The following is typical of a MIPS assembler program. It is loading one word (32 bits) from memory into register 4.

lw $4, 12($29)

Note how the location in memory is specified:

base address in register ($29) plus the offset in bytes (12 bytes in this case)

This is known as displacement mode addressing. Note how memory is byte addressable.

Register conventions

There are very few restrictions imposed by the actual hardware on how the register set is uesd. However, in order to impose some commonality among programmers, some calling conventions are defined. This is important when subroutines are written by dufferent programmers or are provided in a library.

Common conventions for MIPS are

  • O32
  • N32
  • N64

A high level language must say which convention it uses. Compilers can't be mixed.

Execution model for MIPS

Processors promise that the execution of instructions will appear to be atomic and sequential.

Atomic - an instruction is executed completely in one unit. Sequential - list of instructions executed one after another.

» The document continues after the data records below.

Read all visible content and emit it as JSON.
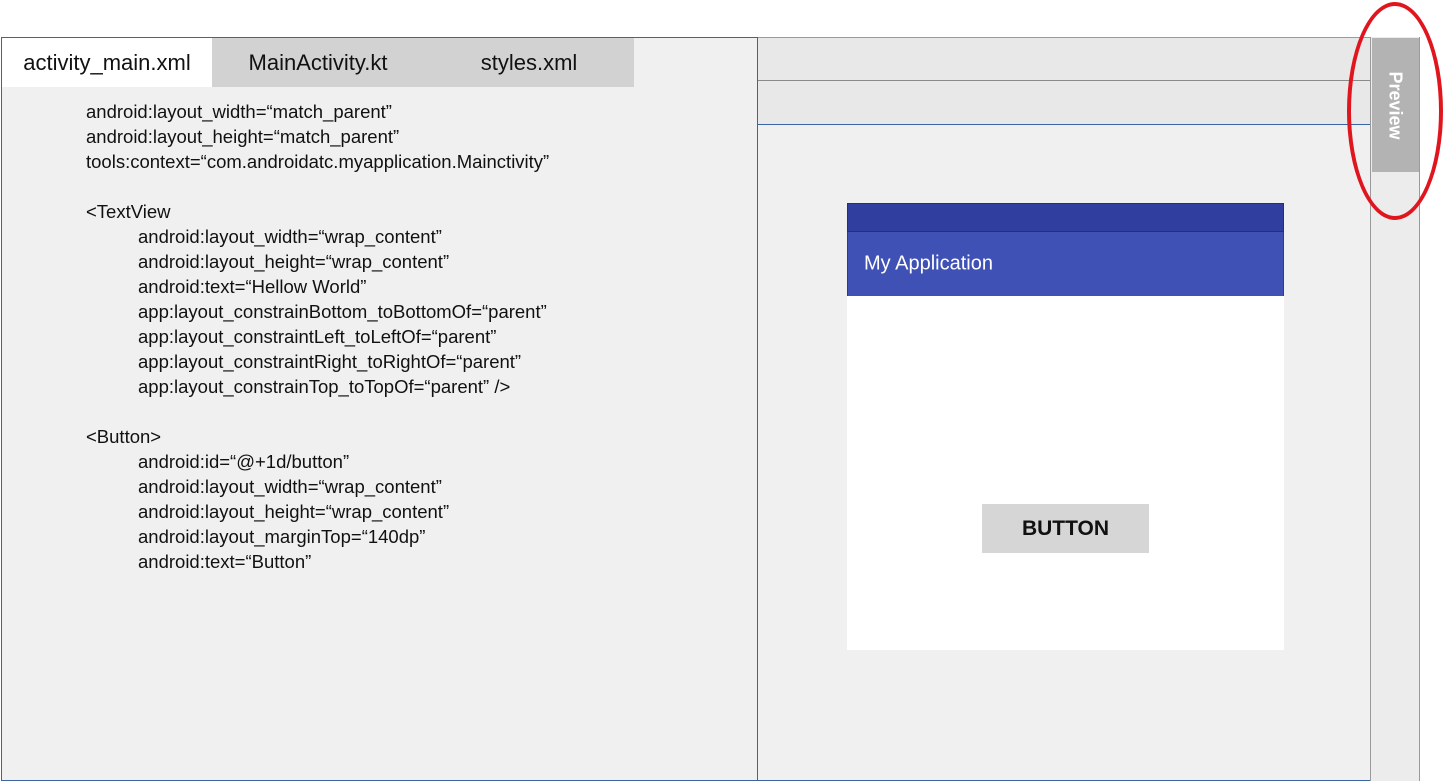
{
  "editor": {
    "tabs": [
      {
        "label": "activity_main.xml",
        "active": true
      },
      {
        "label": "MainActivity.kt",
        "active": false
      },
      {
        "label": "styles.xml",
        "active": false
      }
    ],
    "code_lines": [
      {
        "text": "android:layout_width=“match_parent”",
        "indent": 0
      },
      {
        "text": "android:layout_height=“match_parent”",
        "indent": 0
      },
      {
        "text": "tools:context=“com.androidatc.myapplication.Mainctivity”",
        "indent": 0
      },
      {
        "text": "",
        "indent": 0
      },
      {
        "text": "<TextView",
        "indent": 0
      },
      {
        "text": "android:layout_width=“wrap_content”",
        "indent": 1
      },
      {
        "text": "android:layout_height=“wrap_content”",
        "indent": 1
      },
      {
        "text": "android:text=“Hellow World”",
        "indent": 1
      },
      {
        "text": "app:layout_constrainBottom_toBottomOf=“parent”",
        "indent": 1
      },
      {
        "text": "app:layout_constraintLeft_toLeftOf=“parent”",
        "indent": 1
      },
      {
        "text": "app:layout_constraintRight_toRightOf=“parent”",
        "indent": 1
      },
      {
        "text": "app:layout_constrainTop_toTopOf=“parent” />",
        "indent": 1
      },
      {
        "text": "",
        "indent": 0
      },
      {
        "text": "<Button>",
        "indent": 0
      },
      {
        "text": "android:id=“@+1d/button”",
        "indent": 1
      },
      {
        "text": "android:layout_width=“wrap_content”",
        "indent": 1
      },
      {
        "text": "android:layout_height=“wrap_content”",
        "indent": 1
      },
      {
        "text": "android:layout_marginTop=“140dp”",
        "indent": 1
      },
      {
        "text": "android:text=“Button”",
        "indent": 1
      }
    ]
  },
  "preview": {
    "app_title": "My Application",
    "button_label": "BUTTON",
    "side_tab_label": "Preview"
  },
  "colors": {
    "status_bar": "#303f9f",
    "app_bar": "#3f51b5",
    "annotation": "#e0161e",
    "frame_border": "#3b64a0"
  }
}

There is a sequence to how every instruction is executed. Instructions are different so that details of each step are specific to the type of instruction.

  1. Instruction FETCH from memory
    Send out the address now in the program counter. Fetch the instruction from memory into the Instruction register.
  2. Instruction DECODE and read registers concurrently
    Decode the instruction and access the register file to read present registers
  3. EXECUTION on the operands
    The ALU operates on operands prepared in step 2
  4. MEMORY access and branch completion
    Access memory if needed, perform load or store
  5. WRITE back
    Write result back into the register file

If each step takes one clock cycle, complete instruction takes a maximum of five clock cycles. CPI - Cycles per instruction.

Execution time of a program

The number of instructions is determined by ISA and compiler. Clock cycles per Instruction (CPI) is determined by the implementation microarhitecture - hardware.

Performance = (Instructions/Program) * (Cycles/Instruction) * (Time/Cycle)

Pipelining

Although computer processors give the appearance of executing instructions in a way that is atomic and sequential, in fact, such execution would be too slow.

Techniques are used to speed things up internally to the CPU. One such technique is pipelining. It is an implementation in which multiple instructions are overlapped in execution. It takes advantage of parallelism that exists among the steps needed to execute an instruction.